I'm not able to deep-dive into this, but there's not a whole lot to the PLY lexer other than repeatedly calling re.match(). That said, the re module is known to have pathological performance for certain kinds of regex. It's possible that you've somehow fallen into that by accident. Fixing it will require some further investigation.

florianschanda commented 1 year ago

OK Thanks for the fast response. I can try figure out if it's really a pathological regex as such, or if the way PLY combines the regexes makes it pathological.

yoosofan commented 1 year ago

Aside from your performance issue, there is a logical problem in your code. If you want to implement lexical analyzer for templates in C++ then your implementation of operators like >[=>]? will be mistaken by operator >> (bit-wise right shift operator and ostream cout) . It was C++ compiler problem from 1999 to 2011 because of not clear decision of the C++ committee. C++ programmer had to add extra space between > > for template.

florianschanda commented 1 year ago

Did I mention that I hate C++ with a burning passion? :)
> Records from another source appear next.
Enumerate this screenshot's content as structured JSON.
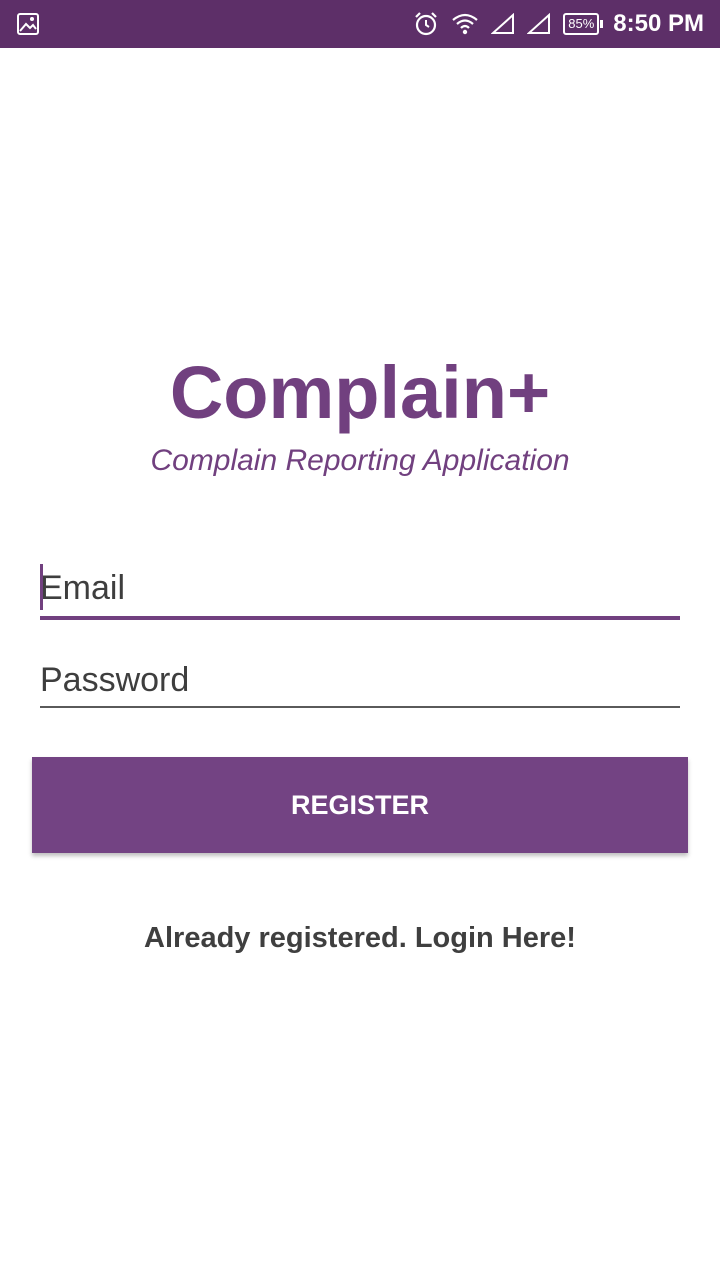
{
  "status_bar": {
    "notification_icon": "gallery-icon",
    "icons": [
      "alarm-icon",
      "wifi-icon",
      "signal-icon",
      "signal-icon"
    ],
    "battery": "85%",
    "time": "8:50 PM",
    "background": "#5d2f68"
  },
  "app": {
    "title": "Complain+",
    "subtitle": "Complain Reporting Application",
    "accent_color": "#71407f"
  },
  "form": {
    "email_placeholder": "Email",
    "password_placeholder": "Password",
    "register_label": "REGISTER",
    "login_link": "Already registered. Login Here!"
  }
}
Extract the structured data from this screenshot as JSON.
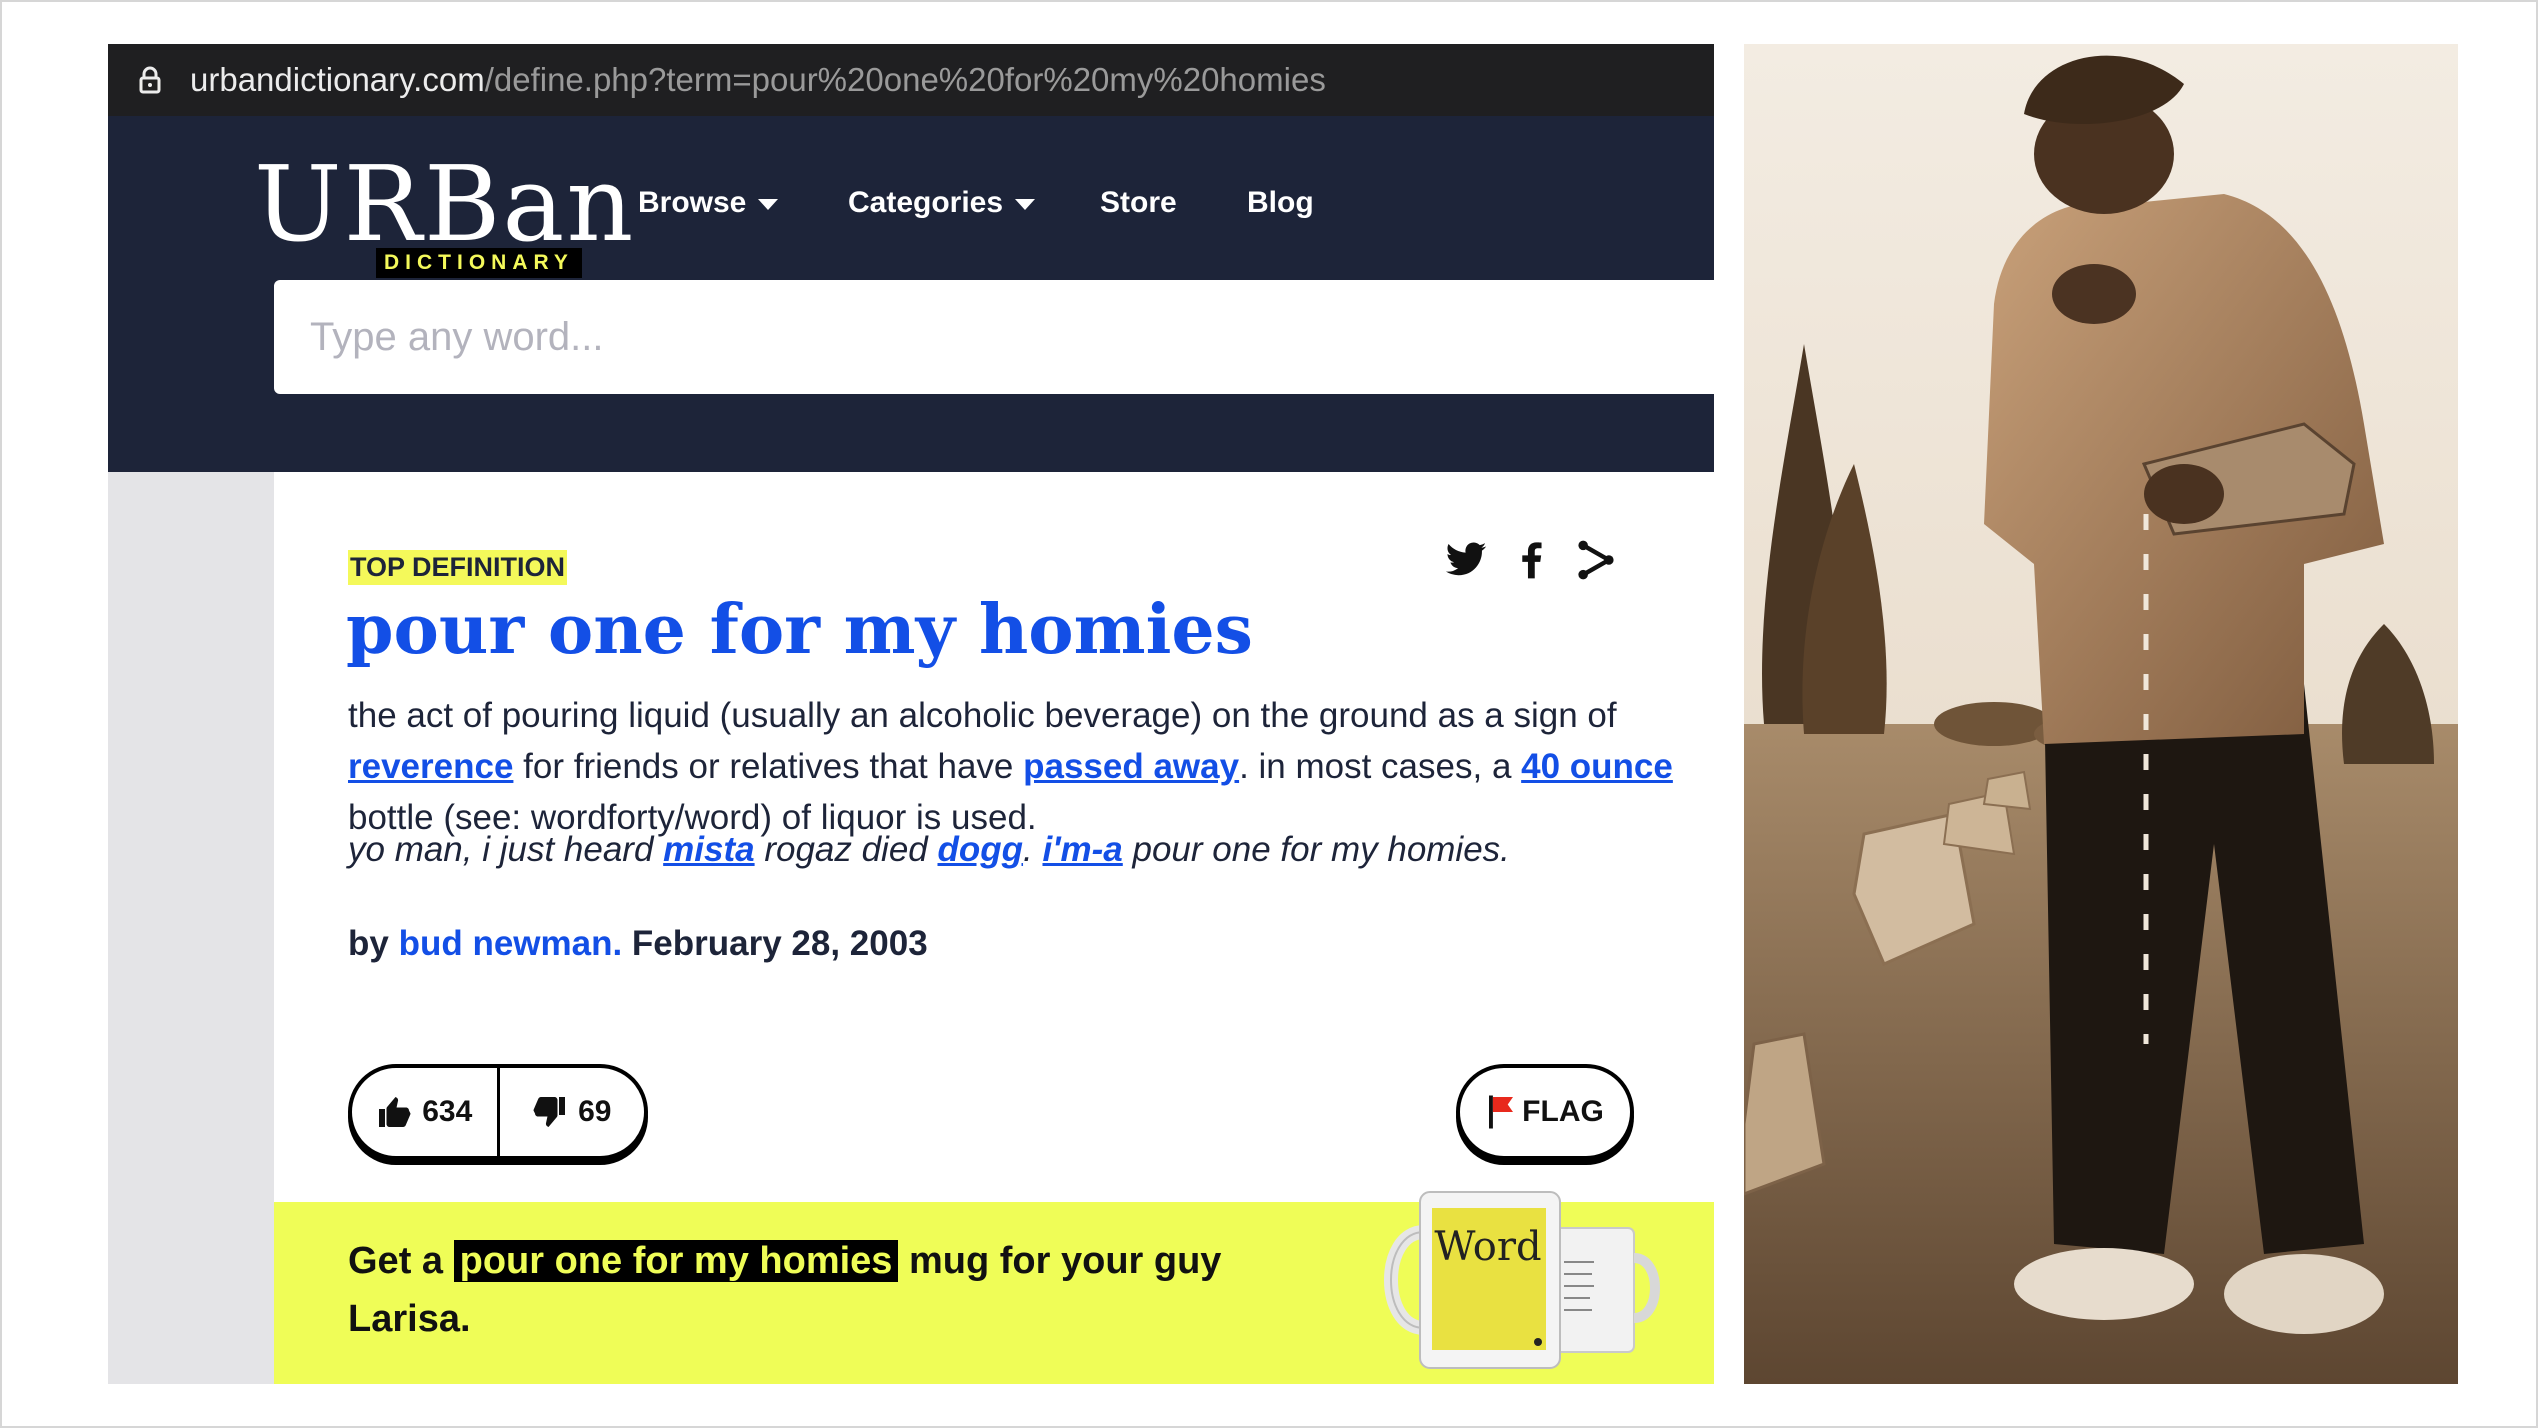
{
  "browser": {
    "url_domain": "urbandictionary.com",
    "url_path": "/define.php?term=pour%20one%20for%20my%20homies"
  },
  "logo": {
    "word": "URBan",
    "sub": "DICTIONARY"
  },
  "nav": {
    "items": [
      {
        "label": "Browse",
        "has_dropdown": true
      },
      {
        "label": "Categories",
        "has_dropdown": true
      },
      {
        "label": "Store",
        "has_dropdown": false
      },
      {
        "label": "Blog",
        "has_dropdown": false
      }
    ]
  },
  "search": {
    "placeholder": "Type any word..."
  },
  "definition": {
    "badge": "TOP DEFINITION",
    "term": "pour one for my homies",
    "meaning_parts": {
      "p1": "the act of pouring liquid (usually an alcoholic beverage) on the ground as a sign of ",
      "link1": "reverence",
      "p2": " for friends or relatives that have ",
      "link2": "passed away",
      "p3": ". in most cases, a ",
      "link3": "40 ounce",
      "p4": " bottle (see: wordforty/word) of liquor is used."
    },
    "example_parts": {
      "p1": "yo man, i just heard ",
      "link1": "mista",
      "p2": " rogaz died ",
      "link2": "dogg",
      "p3": ". ",
      "link3": "i'm-a",
      "p4": " pour one for my homies."
    },
    "byline": {
      "by": "by ",
      "author": "bud newman.",
      "date": " February 28, 2003"
    },
    "upvotes": "634",
    "downvotes": "69",
    "flag_label": "FLAG"
  },
  "share_icons": [
    "twitter-icon",
    "facebook-icon",
    "share-icon"
  ],
  "promo": {
    "prefix": "Get a ",
    "highlight": "pour one for my homies",
    "suffix": " mug for your guy Larisa.",
    "mug_word": "Word"
  },
  "colors": {
    "nav_bg": "#1d2439",
    "link_blue": "#134fe6",
    "highlight_yellow": "#effd57",
    "badge_yellow": "#f4f95a"
  }
}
What are the actual lexing rules in this case? Does the lexer need to be "template aware"? Because that's matlab levels of weirdness right there.

yoosofan commented 1 year ago

Did I mention that I hate C++ with a burning passion? :)

What are the actual lexing rules in this case? Does the lexer need to be "template aware"? Because that's matlab levels of weirdness right there.

I wanted to indicate the problem that might help you. AFAIK, this problem can't be solved in lexical level.